Que peuvent faire les pays méditerranéens pour freiner le changement climatique? Quelles politiques et quelles mesures?
Pour freiner le changement climatique, les pays méditerranéens doivent réduire leurs émissions de GES, en grande partie par la réduction de la consommation de combustibles fossiles. Dans des pays comme l’Égypte, la suppression des subventions à l’énergie pourrait faire partie des politiques visant à atteindre cet objectif.
Que peut-on faire au niveau EuroMed qui n’est pas déjà fait?
De manière générale, les pays méditerranéens doivent se diversifier davantage et ne pas être uniquement dépendants de secteurs sensibles au climat tels que l’agriculture et le tourisme. Plus important encore, ces pays doivent informer leurs citoyens des répercussions du changement climatique afin qu’ils commencent à étudier des possibles mesures d’adaptation. En particulier, et compte tenu de la menace potentielle de la montée du niveau de la mer, les pays pourraient envisager que l’investissement dans les zones côtières soit repoussé. À cet égard, il semblerait que les citoyens ne sont pas conscients de ces problèmes et, dans des pays comme l’Égypte, continuent à effectuer des investissements importants dans des zones potentiellement dangereuses.

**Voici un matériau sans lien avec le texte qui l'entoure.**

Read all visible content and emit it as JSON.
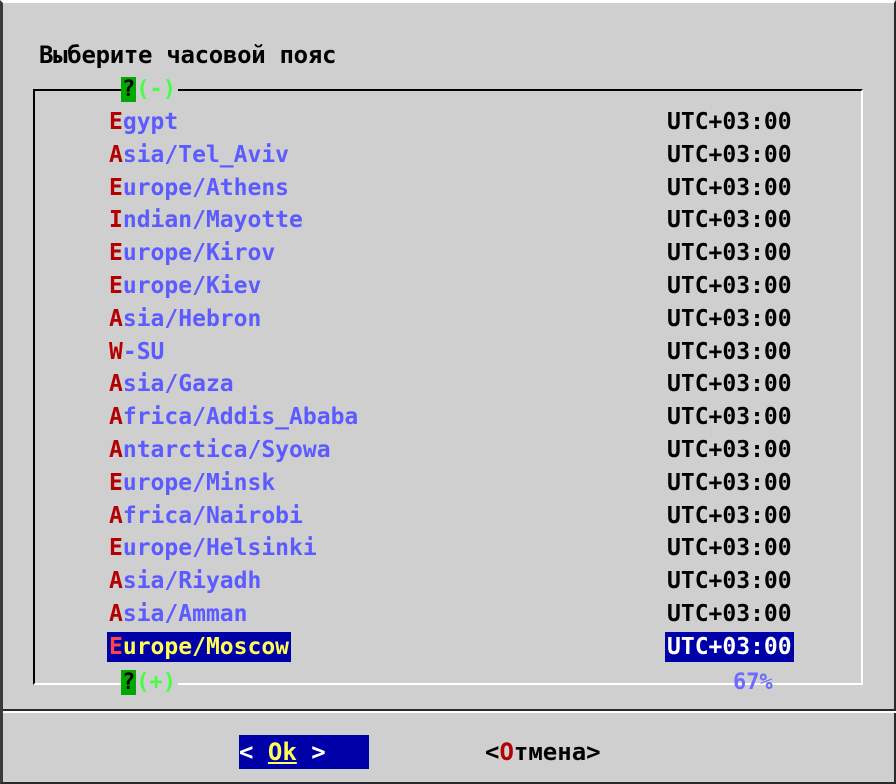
{
  "dialog": {
    "title": "Выберите часовой пояс",
    "scroll_up": {
      "q": "?",
      "mark": "(-)"
    },
    "scroll_down": {
      "q": "?",
      "mark": "(+)"
    },
    "percent": "67%"
  },
  "timezones": [
    {
      "hk": "E",
      "rest": "gypt",
      "offset": "UTC+03:00"
    },
    {
      "hk": "A",
      "rest": "sia/Tel_Aviv",
      "offset": "UTC+03:00"
    },
    {
      "hk": "E",
      "rest": "urope/Athens",
      "offset": "UTC+03:00"
    },
    {
      "hk": "I",
      "rest": "ndian/Mayotte",
      "offset": "UTC+03:00"
    },
    {
      "hk": "E",
      "rest": "urope/Kirov",
      "offset": "UTC+03:00"
    },
    {
      "hk": "E",
      "rest": "urope/Kiev",
      "offset": "UTC+03:00"
    },
    {
      "hk": "A",
      "rest": "sia/Hebron",
      "offset": "UTC+03:00"
    },
    {
      "hk": "W",
      "rest": "-SU",
      "offset": "UTC+03:00"
    },
    {
      "hk": "A",
      "rest": "sia/Gaza",
      "offset": "UTC+03:00"
    },
    {
      "hk": "A",
      "rest": "frica/Addis_Ababa",
      "offset": "UTC+03:00"
    },
    {
      "hk": "A",
      "rest": "ntarctica/Syowa",
      "offset": "UTC+03:00"
    },
    {
      "hk": "E",
      "rest": "urope/Minsk",
      "offset": "UTC+03:00"
    },
    {
      "hk": "A",
      "rest": "frica/Nairobi",
      "offset": "UTC+03:00"
    },
    {
      "hk": "E",
      "rest": "urope/Helsinki",
      "offset": "UTC+03:00"
    },
    {
      "hk": "A",
      "rest": "sia/Riyadh",
      "offset": "UTC+03:00"
    },
    {
      "hk": "A",
      "rest": "sia/Amman",
      "offset": "UTC+03:00"
    },
    {
      "hk": "E",
      "rest": "urope/Moscow",
      "offset": "UTC+03:00",
      "selected": true
    }
  ],
  "buttons": {
    "ok": {
      "left": "< ",
      "label": "Ok",
      "right": " >"
    },
    "cancel": {
      "open": "<",
      "hk": "О",
      "rest": "тмена",
      "close": ">"
    }
  },
  "colors": {
    "dialog_bg": "#cfcfcf",
    "item_text": "#5b5bff",
    "hotkey": "#b30000",
    "selection_bg": "#0000a8",
    "selection_text": "#ffff55"
  }
}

Plus important encore, la coopération institutionnelle entre les pays du nord et du sud de la Méditerranée est plus que nécessaire pour mettre en œuvre et appliquer des politiques qui réduiront les émissions de GES. Il est inutile de mentionner que l’absence d’institutions efficaces pour concevoir et mettre en œuvre des politiques de réduction des GES et l’absence de mesures d’adaptation sont considérés comme les obstacles les plus importants auxquels ces pays sont confrontés dans leur combat contre le changement climatique.

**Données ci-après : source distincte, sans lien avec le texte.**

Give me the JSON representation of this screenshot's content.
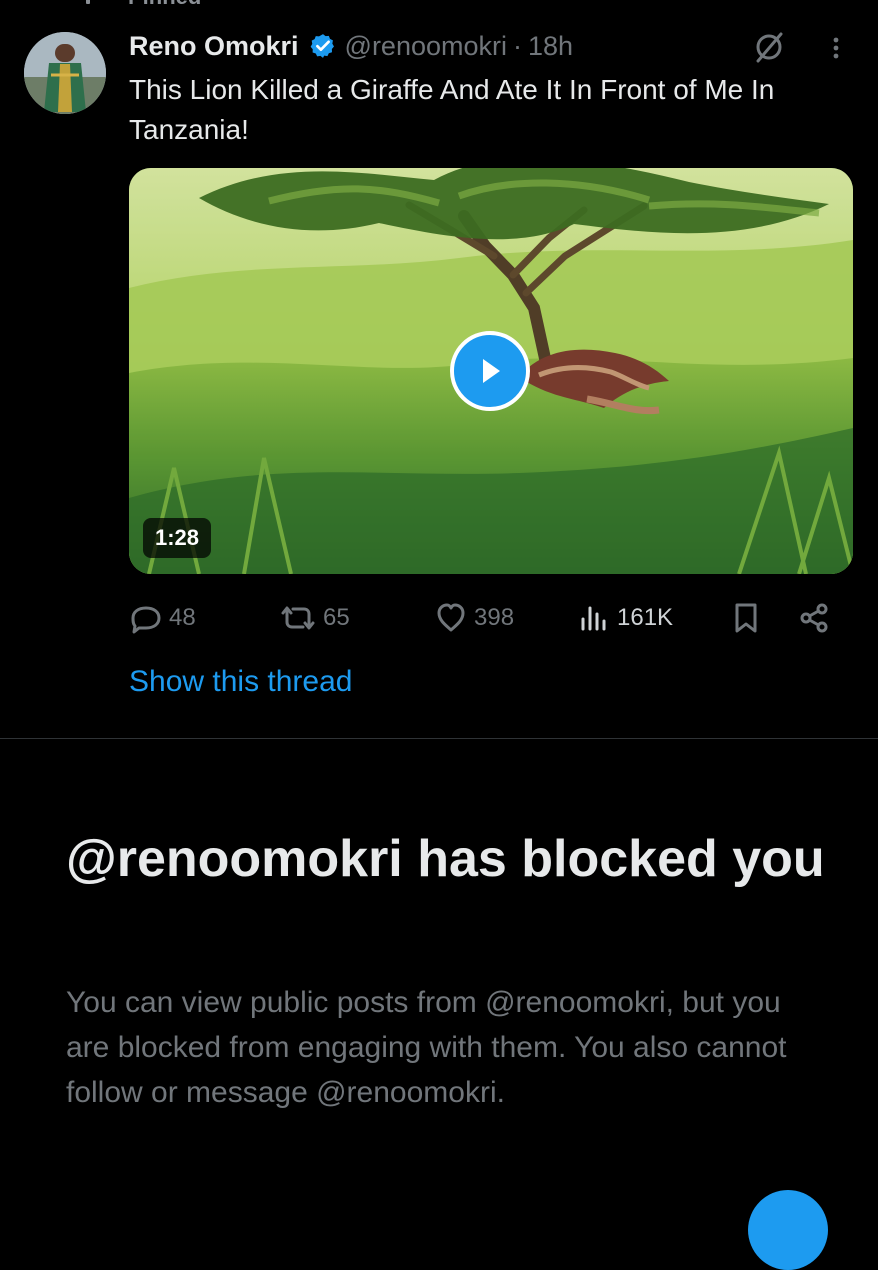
{
  "pinned": {
    "label": "Pinned",
    "icon": "pin-icon"
  },
  "tweet": {
    "author_name": "Reno Omokri",
    "verified": true,
    "handle": "@renoomokri",
    "separator": "·",
    "time": "18h",
    "text": "This Lion Killed a Giraffe And Ate It In Front of Me In Tanzania!",
    "media": {
      "type": "video",
      "duration": "1:28",
      "icon": "play-icon"
    },
    "stats": {
      "replies": "48",
      "reposts": "65",
      "likes": "398",
      "views": "161K"
    },
    "show_thread": "Show this thread"
  },
  "blocked_notice": {
    "title": "@renoomokri has blocked you",
    "message": "You can view public posts from @renoomokri, but you are blocked from engaging with them. You also cannot follow or message @renoomokri."
  },
  "colors": {
    "background": "#000000",
    "accent": "#1d9bf0",
    "primary_text": "#e7e9ea",
    "secondary_text": "#71767b",
    "divider": "#2f3336"
  }
}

Pour en savoir plus sur ce sujet d’actualité, veuillez lire le rapport disponible ici.
L’équipe FEMISE
[1] ENERGIES2050 est une association française basée à Nice (France). ENERGIES 2050 entend notamment promouvoir et encourager la maîtrise de la demande en énergie : la sobriété énergétique, l’efficacité énergétique et le développement des d’énergies renouvelables. , FEMISE et l’Institut de la Méditerranée ont choisi de s’associer à se partenaire important dans le domaine du changement climatique pour avoir une voie supplémentaire pour répondre aux défis de la région EuroMed et atteindre le processus décisionnel.